My original concern had been, what if the mouse moves between selecting the file and pressing the hotkey, then the mouse coordinates at the time of the hotkey press would be invalid. So I framed it as verifying the mouse position.

Here's my current thought about verifying the mouse position:

  • Manually position the mouse over an icon in the Finder window. Click or don't, it doesn't matter.
  • Manually press the hotkey as a trigger. The hotkey does the selecting, not any optional, previous mouse click.
  • The macro saves the mouse position
  • Macro clicks at the SAVED mouse position, not where the mouse may be by now.
  • Test if the click selected anything by testing if %FinderSelection% has valid contents. If so, proceed, if not, ignore the whole thing or give an error message.
  • If proceeding, then the saved mouse position will allow the same file to be reselected after doing what we do with the file the first time around.

If I run into any implementation problems, I'll come back here, but for now I think that's the solution to what I was asking in the first place.

You don't need to know how to open the Get Info window. What you need to know is how to store some information in a file's Comments attribute. Keyboard Maestro has actions to get and set file attributes.

I have a feeling none of this is necessary and that we're looking at an XY Problem.

Thanks, that's very useful and I expect to be using it. Looking at that in the Files Action Group also let me find the "Reveal a File" action.

However, I think I do need the Get Info window in order to be able to paste in a custom icon for the file.

OK!
image

The answer I marked as the solution will be going untested because I have found that it is no longer necessary to perform the OP verification that I thought I needed.

I originally thought that I would need a valid position for an icon to be able to open the file and do things and then return to the Finder window and right click on the icon to access the Get Info window and set the file's Comments and Icon.

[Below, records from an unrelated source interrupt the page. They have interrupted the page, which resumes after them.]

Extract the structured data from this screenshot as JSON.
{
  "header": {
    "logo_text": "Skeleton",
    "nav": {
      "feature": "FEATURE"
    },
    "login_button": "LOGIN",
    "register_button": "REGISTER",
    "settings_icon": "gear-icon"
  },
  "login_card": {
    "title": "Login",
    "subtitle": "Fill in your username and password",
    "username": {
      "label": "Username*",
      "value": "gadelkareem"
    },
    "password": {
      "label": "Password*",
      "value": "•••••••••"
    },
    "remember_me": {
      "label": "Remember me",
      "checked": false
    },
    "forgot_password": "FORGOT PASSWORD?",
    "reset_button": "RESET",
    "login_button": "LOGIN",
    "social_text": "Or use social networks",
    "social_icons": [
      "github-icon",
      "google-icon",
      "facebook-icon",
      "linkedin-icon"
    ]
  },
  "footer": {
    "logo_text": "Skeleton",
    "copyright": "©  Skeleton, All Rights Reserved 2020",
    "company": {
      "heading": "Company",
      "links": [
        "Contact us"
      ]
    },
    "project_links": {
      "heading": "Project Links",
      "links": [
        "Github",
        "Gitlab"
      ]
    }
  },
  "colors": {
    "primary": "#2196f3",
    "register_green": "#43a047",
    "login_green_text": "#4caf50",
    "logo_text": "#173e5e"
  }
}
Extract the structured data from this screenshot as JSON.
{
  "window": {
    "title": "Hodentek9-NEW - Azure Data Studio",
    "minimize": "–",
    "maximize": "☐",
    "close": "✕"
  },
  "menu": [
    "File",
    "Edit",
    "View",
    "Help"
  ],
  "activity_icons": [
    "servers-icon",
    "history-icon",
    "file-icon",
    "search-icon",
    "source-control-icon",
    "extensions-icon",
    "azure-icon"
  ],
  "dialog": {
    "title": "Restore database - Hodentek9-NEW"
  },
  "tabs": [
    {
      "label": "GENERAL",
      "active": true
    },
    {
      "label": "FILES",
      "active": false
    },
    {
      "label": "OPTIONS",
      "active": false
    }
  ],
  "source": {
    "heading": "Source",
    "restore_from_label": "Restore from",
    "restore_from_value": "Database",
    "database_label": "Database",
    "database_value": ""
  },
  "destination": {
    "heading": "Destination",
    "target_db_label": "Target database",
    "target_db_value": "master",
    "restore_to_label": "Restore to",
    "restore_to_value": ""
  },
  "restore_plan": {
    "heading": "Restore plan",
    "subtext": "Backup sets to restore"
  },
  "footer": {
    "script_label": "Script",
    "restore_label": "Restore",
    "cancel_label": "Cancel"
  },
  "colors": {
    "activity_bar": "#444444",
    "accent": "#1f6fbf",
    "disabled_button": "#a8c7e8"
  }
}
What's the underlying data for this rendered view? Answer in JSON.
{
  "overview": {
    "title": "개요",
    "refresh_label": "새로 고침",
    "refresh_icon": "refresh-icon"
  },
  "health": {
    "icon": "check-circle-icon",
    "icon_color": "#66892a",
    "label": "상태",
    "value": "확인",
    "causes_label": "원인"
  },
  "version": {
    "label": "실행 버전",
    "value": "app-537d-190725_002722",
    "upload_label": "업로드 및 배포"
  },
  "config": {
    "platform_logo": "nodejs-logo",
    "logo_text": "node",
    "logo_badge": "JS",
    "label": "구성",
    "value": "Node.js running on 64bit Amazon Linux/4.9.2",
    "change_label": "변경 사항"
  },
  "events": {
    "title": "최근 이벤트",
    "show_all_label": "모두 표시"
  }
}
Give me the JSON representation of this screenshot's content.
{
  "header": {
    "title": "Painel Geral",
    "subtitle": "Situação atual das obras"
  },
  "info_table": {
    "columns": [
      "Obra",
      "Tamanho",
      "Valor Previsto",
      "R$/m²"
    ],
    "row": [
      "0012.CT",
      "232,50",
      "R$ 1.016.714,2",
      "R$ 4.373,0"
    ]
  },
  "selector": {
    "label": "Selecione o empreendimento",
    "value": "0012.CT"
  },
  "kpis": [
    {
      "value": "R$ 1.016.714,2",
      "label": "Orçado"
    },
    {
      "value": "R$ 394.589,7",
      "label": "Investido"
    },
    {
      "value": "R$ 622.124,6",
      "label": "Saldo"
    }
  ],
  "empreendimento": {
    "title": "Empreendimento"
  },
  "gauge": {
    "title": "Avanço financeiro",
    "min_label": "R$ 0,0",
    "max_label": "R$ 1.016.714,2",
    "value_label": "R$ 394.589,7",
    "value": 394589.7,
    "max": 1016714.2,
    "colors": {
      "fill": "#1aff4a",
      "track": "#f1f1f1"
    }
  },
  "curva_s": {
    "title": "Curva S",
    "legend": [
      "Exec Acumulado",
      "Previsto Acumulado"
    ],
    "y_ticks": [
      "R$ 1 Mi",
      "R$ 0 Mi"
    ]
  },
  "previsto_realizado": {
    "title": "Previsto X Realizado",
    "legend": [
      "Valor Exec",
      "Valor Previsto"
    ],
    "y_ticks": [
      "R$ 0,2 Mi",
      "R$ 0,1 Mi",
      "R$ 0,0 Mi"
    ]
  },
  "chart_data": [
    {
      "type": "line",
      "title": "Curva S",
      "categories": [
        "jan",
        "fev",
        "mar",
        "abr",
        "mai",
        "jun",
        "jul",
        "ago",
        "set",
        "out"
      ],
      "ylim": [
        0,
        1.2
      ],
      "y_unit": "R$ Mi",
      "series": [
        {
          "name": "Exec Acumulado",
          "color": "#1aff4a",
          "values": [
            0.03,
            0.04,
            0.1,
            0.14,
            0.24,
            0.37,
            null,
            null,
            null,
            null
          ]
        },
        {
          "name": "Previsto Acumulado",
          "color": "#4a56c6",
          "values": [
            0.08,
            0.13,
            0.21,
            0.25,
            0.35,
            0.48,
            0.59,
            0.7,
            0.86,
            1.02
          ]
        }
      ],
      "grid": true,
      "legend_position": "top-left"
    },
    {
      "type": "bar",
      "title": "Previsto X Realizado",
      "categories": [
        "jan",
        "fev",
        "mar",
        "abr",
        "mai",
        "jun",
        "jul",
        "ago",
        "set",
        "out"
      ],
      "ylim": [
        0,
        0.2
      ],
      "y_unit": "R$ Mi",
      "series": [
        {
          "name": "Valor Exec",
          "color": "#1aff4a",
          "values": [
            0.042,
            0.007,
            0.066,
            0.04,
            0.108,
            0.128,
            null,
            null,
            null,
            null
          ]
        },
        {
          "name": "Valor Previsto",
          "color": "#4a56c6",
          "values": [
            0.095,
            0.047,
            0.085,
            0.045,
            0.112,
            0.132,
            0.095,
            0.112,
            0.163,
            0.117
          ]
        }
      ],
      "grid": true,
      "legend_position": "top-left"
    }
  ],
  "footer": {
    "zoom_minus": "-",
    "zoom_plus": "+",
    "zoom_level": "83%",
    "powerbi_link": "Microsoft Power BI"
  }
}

Even when I found that I don't need to right-click, that I can just select the file and use the ⌘I hotkey, I thought I would still need to be able to trust that I had saved a valid mouse position before using it.

But now that I can set the file's Comments and Icon with the filename, using the two previous actions posted by @noisneil, I don't need to open the Get Info window, so I don't need to access the file's icon a second time.